As learning to be an electronic engineer, my lecturer has requested, based on the original Xtea, to develop the FPGA solution to run 128-bit block size and 128-bit key size cryptography. I have decided to solve it by dividing the 128-bit block into four 32-bit blocks and running as double encryption. I wanted to make sure mathematics was correct first. There is the Python code I have developed. However, the decription process is not correct. Could anyone help me with that?
Python code:
def xtea_encipher_128_modified(num_rounds, v, k):
    y, z, w, x = v
    DELTA = 0x9e3779b9  # (sqrt(5) - 1) * 2**31
    sum = 0
    for _ in range(num_rounds):
        y += ((z << 4) ^ (z >> 5)) + z ^ (sum + k[sum & 3])

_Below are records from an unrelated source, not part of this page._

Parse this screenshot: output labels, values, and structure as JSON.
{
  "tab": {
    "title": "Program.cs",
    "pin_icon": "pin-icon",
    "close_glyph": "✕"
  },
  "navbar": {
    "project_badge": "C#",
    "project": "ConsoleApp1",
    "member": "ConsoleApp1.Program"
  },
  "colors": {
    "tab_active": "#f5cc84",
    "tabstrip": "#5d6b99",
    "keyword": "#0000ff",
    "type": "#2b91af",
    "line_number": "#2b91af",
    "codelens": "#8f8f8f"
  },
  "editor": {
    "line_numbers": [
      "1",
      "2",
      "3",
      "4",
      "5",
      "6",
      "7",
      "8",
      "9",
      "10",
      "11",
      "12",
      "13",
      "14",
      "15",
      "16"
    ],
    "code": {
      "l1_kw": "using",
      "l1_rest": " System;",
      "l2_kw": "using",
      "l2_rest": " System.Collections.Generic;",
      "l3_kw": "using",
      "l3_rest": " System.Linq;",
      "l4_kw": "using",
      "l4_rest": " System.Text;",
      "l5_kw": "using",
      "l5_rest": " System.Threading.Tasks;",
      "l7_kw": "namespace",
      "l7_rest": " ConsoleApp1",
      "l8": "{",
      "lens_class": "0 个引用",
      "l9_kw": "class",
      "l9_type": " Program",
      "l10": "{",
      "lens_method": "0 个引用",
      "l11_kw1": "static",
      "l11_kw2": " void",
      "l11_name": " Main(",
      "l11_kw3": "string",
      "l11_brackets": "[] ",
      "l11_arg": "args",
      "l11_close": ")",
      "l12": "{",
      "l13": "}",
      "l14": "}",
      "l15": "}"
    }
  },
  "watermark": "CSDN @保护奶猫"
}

        y = y & 0xffffffff  # Ensure y stays within 32-bit bounds
        sum = (sum + DELTA) & 0xffffffff
        z += ((y << 4) ^ (y >> 5)) + y ^ (sum + k[sum >> 11 & 3])
        z = z & 0xffffffff  # Ensure z stays within 32-bit bounds
        w += ((x << 4) ^ (x >> 5)) + x ^ (sum + k[sum & 3])
        w = w & 0xffffffff  # Ensure w stays within 32-bit bounds
        sum = (sum + DELTA) & 0xffffffff
        x += ((w << 4) ^ (w >> 5)) + w ^ (sum + k[sum >> 11 & 3])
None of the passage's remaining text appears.